Examining for a hernia
How do others examine for a hernia? Do you just look at and palpate with the patient standing up? Do you also invaginate the scrotum with the little fingerinserted up through the external inguinal ring?
Since missing an incidental hernia as an intern years ago, and being told off sarcastically by someone a year ahead of me, my routine examination of the abdo includes “the belly and what hangs from it”. I check both groins by putting the right index fingertip over the left ext. inguinal ring and the thumb tip over the right ext. ring, and getting the patient to cough once. This takes four or five seconds.
At least twice a year I pick up a previously unsuspected hernia. In the case of small hernias I tell the patient – “don’t worry, but you may notice something in the next few months or years, and I don’t want you to feel you didn’t have a thorough examination.” It seems to greatly re-inforce the patient’s confidence.
Palpating the pubic tubercle by invaginating the scrotal skin has a great advantage if you are injecting the insertion (?origin) of the conjoint tendon for pain in the absence of any palpable hernia using some lignocaine, as both diagnostic and curative procedure. It helps especially in the fat patient, where you can feel the shaft of the needle. Sometimes it is difficult, just as a vasectomy is difficult, if the scrotal skin is very thick. It shouldn’t be contracted from cold antiseptic solution, because the nurse should wam this for you.
Having said all this, here is a recent blunder. Last December I saw a fat older woman with an obvious left femoral hernia giving her discomfort. At operation a few days later there was only a little redundant fat at the femoral canal, which I excised before closing the canal. At review a couple of weeks later she had lost her lump and discomfort.
Three months later she came back – so did the lump. This time it looked maybe like a saphena varix. Also, I noted a few minor scars on her thigh and calf where she had some multiple ligations she forgot to mention in her past history. Ultrasound confirmed a saphena varix, incompetent SF junction, and 4 incompetent deep perforators in the leg. The re-dissection at the groin was a nuisance because of scarring – served me right. Everything else was OK.
Ultrasound for hernias has helped me several times in the last few years, especially for occult little incisional hernias around sutures which have cut out in obese patients. These have presented with pain, relieved by repair.
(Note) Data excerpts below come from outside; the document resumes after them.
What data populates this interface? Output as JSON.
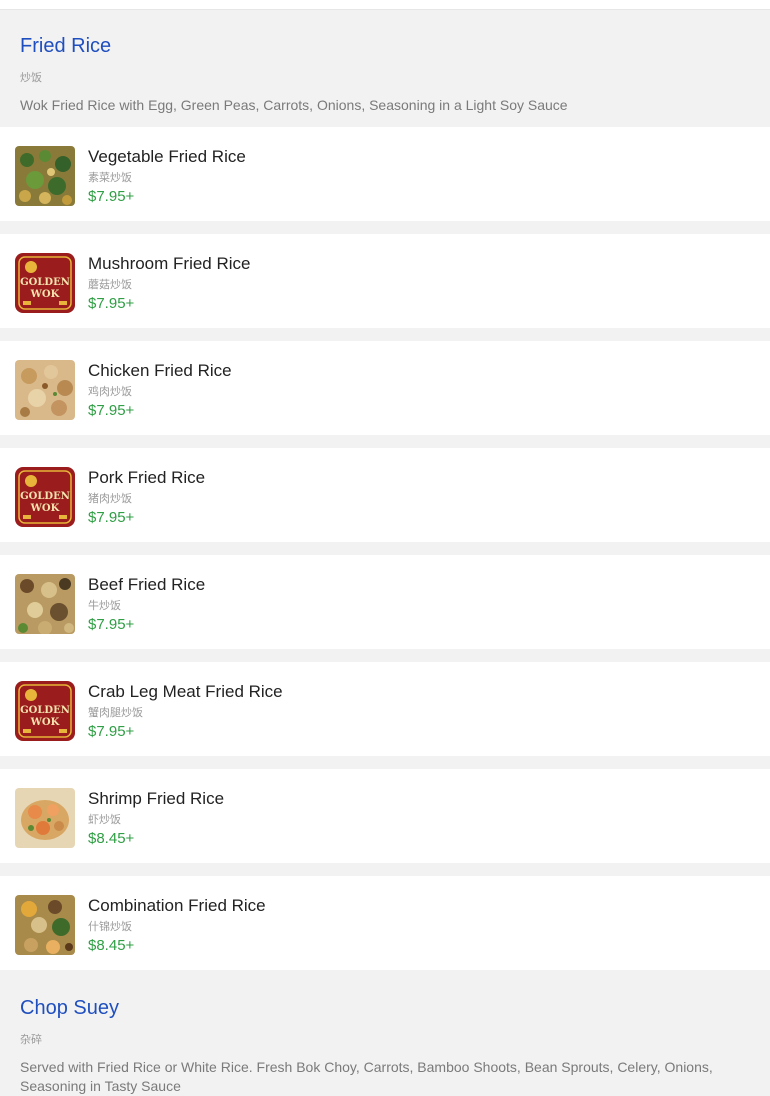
{
  "colors": {
    "section_title": "#1f4fbf",
    "price": "#2f9e44",
    "item_name": "#222222",
    "muted": "#9a9a9a",
    "logo_red": "#9b1c1c",
    "logo_gold": "#e8b43a"
  },
  "sections": [
    {
      "title": "Fried Rice",
      "cn": "炒饭",
      "description": "Wok Fried Rice with Egg, Green Peas, Carrots, Onions, Seasoning in a Light Soy Sauce"
    },
    {
      "title": "Chop Suey",
      "cn": "杂碎",
      "description": "Served with Fried Rice or White Rice. Fresh Bok Choy, Carrots, Bamboo Shoots, Bean Sprouts, Celery, Onions, Seasoning in Tasty Sauce"
    }
  ],
  "items": [
    {
      "name": "Vegetable Fried Rice",
      "cn": "素菜炒饭",
      "price": "$7.95+",
      "image": "fried-rice-photo-green"
    },
    {
      "name": "Mushroom Fried Rice",
      "cn": "蘑菇炒饭",
      "price": "$7.95+",
      "image": "golden-wok-logo"
    },
    {
      "name": "Chicken Fried Rice",
      "cn": "鸡肉炒饭",
      "price": "$7.95+",
      "image": "fried-rice-photo-chicken"
    },
    {
      "name": "Pork Fried Rice",
      "cn": "猪肉炒饭",
      "price": "$7.95+",
      "image": "golden-wok-logo"
    },
    {
      "name": "Beef Fried Rice",
      "cn": "牛炒饭",
      "price": "$7.95+",
      "image": "fried-rice-photo-beef"
    },
    {
      "name": "Crab Leg Meat Fried Rice",
      "cn": "蟹肉腿炒饭",
      "price": "$7.95+",
      "image": "golden-wok-logo"
    },
    {
      "name": "Shrimp Fried Rice",
      "cn": "虾炒饭",
      "price": "$8.45+",
      "image": "fried-rice-photo-shrimp"
    },
    {
      "name": "Combination Fried Rice",
      "cn": "什锦炒饭",
      "price": "$8.45+",
      "image": "fried-rice-photo-combo"
    }
  ],
  "logo": {
    "line1": "GOLDEN",
    "line2": "WOK"
  }
}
What is the experience of others with ultrasound for hernias?
I usually use a TENS (transcutaneous electrical stimulator) unit, if that does not work, I may try amitryptyline, but usually instead go straight to gabapentin starting at 300 milligrams at bedtime and increasing to 300 milligrams three times a day (100 mg 3x a day for the very old).
I have done the same in terms of repairing what I thought was afemoral hernia only to find later that it was a varix. Now I use ultrasound when varix enters my mind only. There is usually some other indications of varices and the bulge is extremely soft and has a “fluidity” to it that is uncharacteristic of hernias. In reality, this has happened twice, the second time, I did not operate and the patient was just as happy.
I think one has to be careful calling every “lump” in the groin a hernia. I have seen men with findings that look like a hernia that have turned out to just be properitoneal fat along the spermatic cord. Sometimes it is bulky and sometimes even “reducible”. I have found that unless the hernia is clearly seen on exam it should not be operated upon. I do not feel bad if a hernia is not seen on an initial exam but is subsequently seen and then repaired.
Anyone with groin pain that you operate upon and find a saphenofemoral varix will do very well to have this ligated. Don’t try and optimize the femoral canal by obliterating it if there is no hernia, or you will run the risk of adding more pain to embarrassment.